“Sexuality and faith are complimentary parts of our humanity”
For Pride Month, Barts Health is celebrating LGBTQ+ role models within the Trust who are helping to break down barriers for patients and staff, effecting change through personal example, leadership or day to day excellence. Chaplain Jonathan Livingstone explores how his faith helped him promote equality for the LGBTQ+ community.
“My name is Jonathan Livingstone (he/him/his) and since August 2020 I have been the part-time Christian chaplain at St Bartholomew’s Hospital.
“When I heard the hospital had a LGBTQ+ Network I was eager to join as I believe it is so valuable for members of the LGBTQ+ community, and their allies, to have a safe space and a platform to promote inclusion and diversity in our workplace.
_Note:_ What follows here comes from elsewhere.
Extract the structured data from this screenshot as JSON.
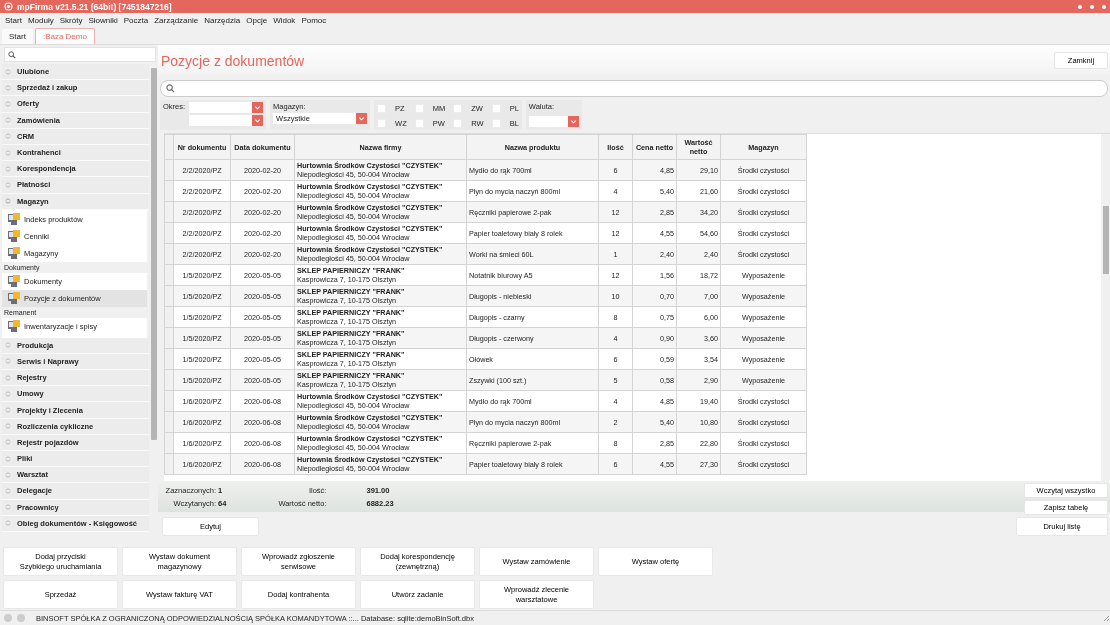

“As it was for many, growing up in the 1990s and 2000s knowing I was gay was a confusing and challenging time. I was at school during the years of Section 28 – a law that prohibited the promotion of homosexuality – which meant there was very little support, or even at times acknowledgment, that some people identified as LGBTQ+.
“For many young people navigating the twists and turns of growing up and exploring their sexual or gender identity, it was a lonely and frightening existence not knowing what the future would hold – questioning whether to stay in the closet and live a lie, or come out and risk being subject to prejudice, discrimination and hatred.
“Such experiences in my formative years gave me the determination and passion not only to be proud of who I am, but to do my best to encourage others to be proud, happy and at peace with who they are – not in spite of their sexuality or gender identity but embracing and celebrating it.
“My spiritual beliefs have always been important to me but when I came out as gay whilst at university I perceived my faith and my sexual identity to be incompatible.
“I felt that the Christian church was an unwelcoming place towards LGBTQ+ people, that I didn’t fit in, and to be involved in the church would require me to deny who I was.
“These perceptions were not unfounded as the church does not have a good track record at affirming members of the LGBTQ+ community – in some places and at times quite the opposite! So, like many, I left the church believing it to be a place I did not belong.
“That was all to change in my mid-20s, however. Living in Edinburgh at the time, I stumbled across the Scottish Episcopal Church and discovered it to be a church that affirms the LGBTQ+ community and celebrates same-sex marriage.
“Here was a church where sexuality and faith need not be mutually exclusive but are seen as integrated and complimentary parts of our humanity.
“In England, the church still has some way to go to be an entirely safe place that fully affirms members of the LGBTQ+ community although some congregations are inclusive and welcoming.
“Although this is something that grieves me, along with numerous other priests I see part of my role as an Anglican priest to campaign for equal human rights for all, and as a gay man, especially in the area of human sexuality.
“It is my hope that as an openly gay priest in the church and in the hospital, I can be a role model as someone who promotes and celebrates the human qualities of kindness, compassion, care, authenticity, forgiveness, reconciliation and above all else love. Love for all.
“Love as the most basic and fundamental human right that cannot and should not be denied to anyone.
“As a chaplain who offers emotional, psychological, spiritual, and religious support to patients, visitors, and staff this includes helping those who are wrestling with their sexual or gender identity, and those who face difficulties reconciling those elements of life with their faith, whatever faith that may be.
“I am delighted to be a part of St Bartholomew’s LGBTQ+ Network and I hope we, like other similar groups, can help each other navigate our way through life, in and outside the workplace, with PRIDE.”
Jonathan Livingstone is the Hospitaller (Anglican Chaplain) at St Bartholomew’s Hospital.